Because queued updating allows modifications to the same data at multiple locations, there may be conflicts when data is synchronized at the Publisher. Conflict detection and resolution is handled differently with queued updating than it is with merge replication. With queued updating, conflict detection and resolution is based on maintaining atomicity of the transaction. Because of this requirement, the number of conflict resolution policies that can be defined by the user is limited as compared with merge replication, which provides a more flexible framework for conflict resolution, but merge replication handles conflicts at the row level, not at the transaction level.
Microsoft® SQL Server™ 2000 detects the conflict when changes are synchronized with the Publisher. It then follows the resolution policy you selected when creating the publication.
Conflict detection and resolution can be a time-consuming and resource-intensive process, and it is best to minimize conflicts in the application by creating data partitions so that different Subscribers are modifying different subsets of data, and to prevent a user's work from being uncommitted if a conflict occurs.

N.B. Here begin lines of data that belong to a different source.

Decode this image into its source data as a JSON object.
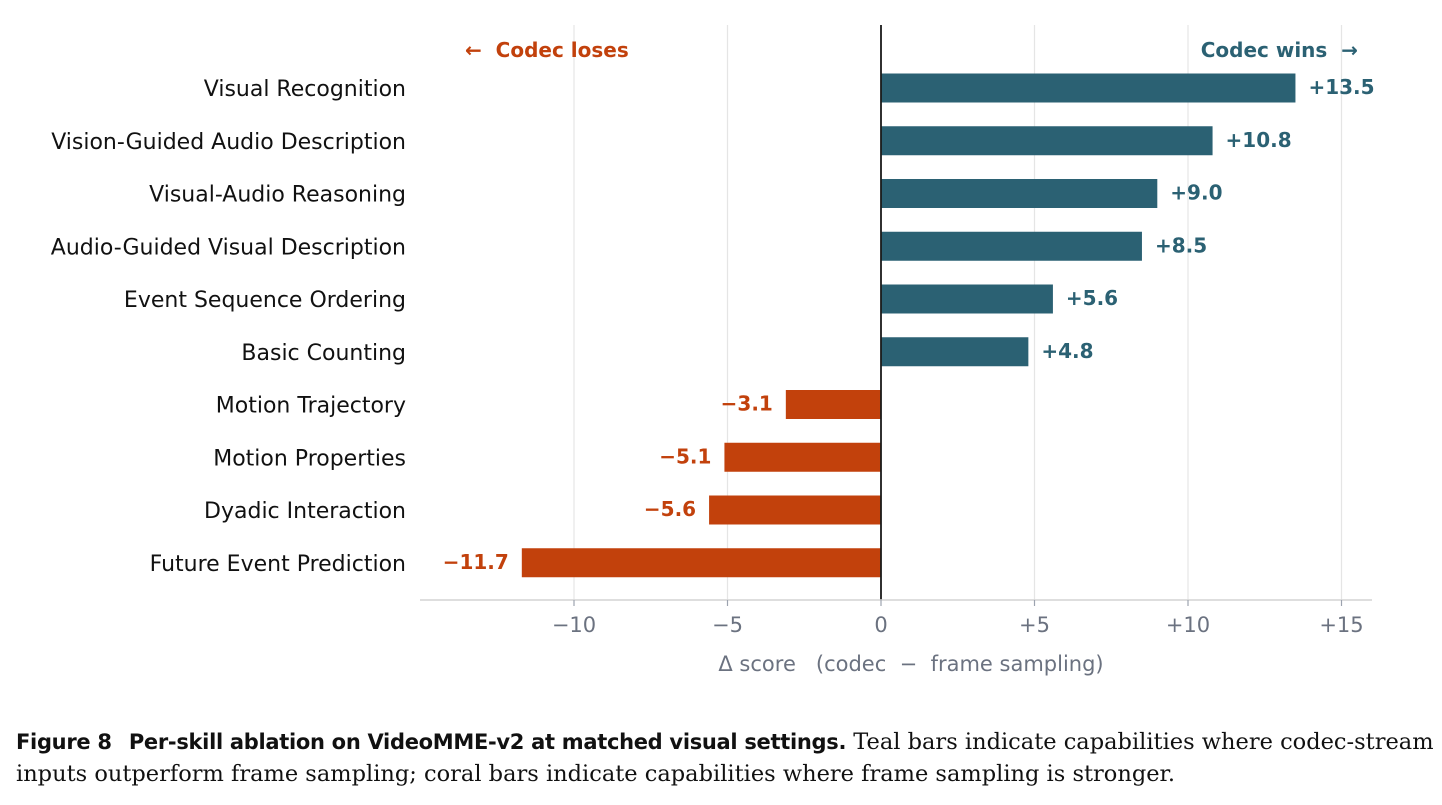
{
  "chart_data": {
    "type": "bar",
    "orientation": "horizontal",
    "categories": [
      "Visual Recognition",
      "Vision-Guided Audio Description",
      "Visual-Audio Reasoning",
      "Audio-Guided Visual Description",
      "Event Sequence Ordering",
      "Basic Counting",
      "Motion Trajectory",
      "Motion Properties",
      "Dyadic Interaction",
      "Future Event Prediction"
    ],
    "values": [
      13.5,
      10.8,
      9.0,
      8.5,
      5.6,
      4.8,
      -3.1,
      -5.1,
      -5.6,
      -11.7
    ],
    "value_labels": [
      "+13.5",
      "+10.8",
      "+9.0",
      "+8.5",
      "+5.6",
      "+4.8",
      "−3.1",
      "−5.1",
      "−5.6",
      "−11.7"
    ],
    "xlim": [
      -15,
      16
    ],
    "xticks": [
      -10,
      -5,
      0,
      5,
      10,
      15
    ],
    "xtick_labels": [
      "−10",
      "−5",
      "0",
      "+5",
      "+10",
      "+15"
    ],
    "xlabel": "Δ score   (codec  −  frame sampling)",
    "ylabel": "",
    "grid": "vertical",
    "colors": {
      "positive": "#2b6173",
      "negative": "#c2410c",
      "zero_line": "#1a1a1a",
      "grid": "#e5e5e5"
    },
    "annotations": {
      "left": "←  Codec loses",
      "right": "Codec wins  →"
    }
  },
  "caption": {
    "figure_number": "Figure 8",
    "title": "Per-skill ablation on VideoMME-v2 at matched visual settings.",
    "text": "Teal bars indicate capabilities where codec-stream inputs outperform frame sampling; coral bars indicate capabilities where frame sampling is stronger."
  }
}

When creating a publication and enabling queued updating, SQL Server 2000 adds a uniqueidentifier column (MSrepl_tran_version) with the default of newid() to the underlying table. When published data is changed at either the Publisher or the Subscriber, the row receives a new globally unique identifier (GUID) to indicate that a new row version exists. The Queue Reader Agent uses this column during synchronization to determine if a conflict exists.
A transaction in a queue maintains the old and new row version values. When the transaction is applied at the Publisher, the GUIDs from the transaction and the GUID in the publication are compared. If the old GUID stored in the transaction matches the GUID in the publication, the publication is updated and the row is assigned the new GUID that was generated by the Subscriber. By updating the publication with the GUID from the transaction, you have matching row versions in the publication and in the transaction.
If the old GUID stored in the transaction does not match the GUID in the publication, a conflict is detected. The new GUID in the publication indicates that two different row versions exist: one in the transaction being submitted by the Subscriber and a newer one that exists on the Publisher. In this case, another Subscriber or the Publisher updated the same row in the publication before this Subscriber transaction was synchronized.
Unlike merge replication, the use of a GUID column is not used to identify the row itself, but is used to check if the row has changed.
When you create a publication using queued updating, a conflict resolver instructs the Queue Reader Agent how it should handle different versions of the same row encountered during synchronization. By default, the Publisher wins conflict resolver is set. You can change the conflict resolution policy after the publication is created as long as there are no subscriptions to the publication.
The conflict resolver choices are:
- Publisher wins and the subscription is reinitialized
- Publisher wins
- Subscriber wins
These conflict resolvers maintain transactional consistency at the Subscriber to varying degrees. Reinitializing the Subscriber provides the highest degree of transactional consistency, and Subscriber wins provides the lowest degree of transactional consistency.
Conflicts are recorded and can be viewed using the Conflict Viewer. When using queued updating with snapshot replication, the conflict resolution policy is restricted to reinitializing the Subscriber or Publisher wins. The Subscriber wins conflict resolution policy is not available.
Reinitializing Subscriber to resolve conflicts maintains strict transactional consistency at the Subscriber, but it can be time consuming if the publication contains large amounts of data.
When the Queue Reader Agent detects a conflict, all remaining transactions in the queue (including the transaction in conflict) are rejected, and the Subscriber is marked for reinitialization. The next snapshot generated for the publication will be applied by the Distribution Agent to the Subscriber.
When the conflict resolution is set to Publisher wins, transactional consistency is maintained based on the data at the Publisher. The conflicting transaction is rolled back at the Subscriber that initiated it.
The Queue Reader Agent detects a conflict and compensating commands are generated and propagated to the Subscriber by posting them in the distribution database. The Distribution Agent then applies the compensating commands to the Subscriber that originated the conflicting transaction. The compensating actions update the rows on the Subscriber to match the row on the Publisher.
Until the compensating commands are applied, it is possible to read the results of a transaction that will eventually be rolled back to the Subscriber. This is equivalent to a dirty read (read uncommitted isolation level). There is no compensation for the subsequent dependent transactions that can occur. However, transaction boundaries are honored and all the actions within a transaction are either committed, or in the case of a conflict, rolled back.
Conflict detection under the Subscriber wins policy means the last Subscriber transaction to update the Publisher wins. In this case, when a conflict is detected, the transaction sent by the Subscriber is still used and the Publisher is updated. This policy is suitable for applications where such changes do not compromise data integrity.